Monday, January 27, 2014

'Risk-Off' Hits Emerging Market Currencies

Currency markets are bracing for another stressful week. Emerging markets have been under pressure after Argentina devalued its currency on January 23. Emerging market currencies, especially those with current account deficits,
are expected to remain under pressure ahead of a second Federal Reserve taper expected at this week’s policy meeting on January 29. This will also be the last meeting of Fed Chairman Ben Bernanke whose term ends on January 31. He will be succeeded by his deputy, Janet Yellen, who will assume the chair on February 1. Bernanke’s last day also marks the start of the Lunar New Year in Asia.
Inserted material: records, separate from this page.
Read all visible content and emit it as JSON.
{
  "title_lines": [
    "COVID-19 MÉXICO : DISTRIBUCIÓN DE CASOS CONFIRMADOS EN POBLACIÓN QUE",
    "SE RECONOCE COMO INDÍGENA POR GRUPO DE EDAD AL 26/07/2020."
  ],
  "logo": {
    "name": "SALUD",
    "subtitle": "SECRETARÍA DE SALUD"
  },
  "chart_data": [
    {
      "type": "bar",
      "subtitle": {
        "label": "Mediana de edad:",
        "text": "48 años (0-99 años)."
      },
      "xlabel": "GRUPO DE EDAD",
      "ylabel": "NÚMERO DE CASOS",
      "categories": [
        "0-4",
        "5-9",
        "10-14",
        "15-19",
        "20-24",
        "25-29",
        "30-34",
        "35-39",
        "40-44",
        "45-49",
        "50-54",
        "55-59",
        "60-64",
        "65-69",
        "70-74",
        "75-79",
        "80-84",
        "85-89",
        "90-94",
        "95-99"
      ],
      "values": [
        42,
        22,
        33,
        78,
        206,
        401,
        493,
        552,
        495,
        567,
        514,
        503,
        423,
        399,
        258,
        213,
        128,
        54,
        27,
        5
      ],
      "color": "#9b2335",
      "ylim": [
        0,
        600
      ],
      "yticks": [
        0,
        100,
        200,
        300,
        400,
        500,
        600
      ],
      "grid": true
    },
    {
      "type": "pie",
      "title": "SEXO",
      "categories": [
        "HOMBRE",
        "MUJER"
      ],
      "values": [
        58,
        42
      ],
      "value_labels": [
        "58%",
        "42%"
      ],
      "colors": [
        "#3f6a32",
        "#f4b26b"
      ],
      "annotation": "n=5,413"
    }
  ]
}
While this was deemed an “anything but BRICS” markets, there was no denying that the sell-off was not limited to emerging markets. Developed markets were not spared either. Although the fall in US stocks was similar to the first Fed taper last month, there were several things that suggested more risk aversion this time around. For example, the VIX volatility index surged strongly to 18.14 last week, well above the previous 16.75 high seen at the Fed policy meeting on December 18.
In contrast to last month’s meeting, the US ten-year bond yield is falling (not rising) into this week’s Fed meeting. In currency markets, there was a flight to safety into the Japanese yen and the Swiss franc.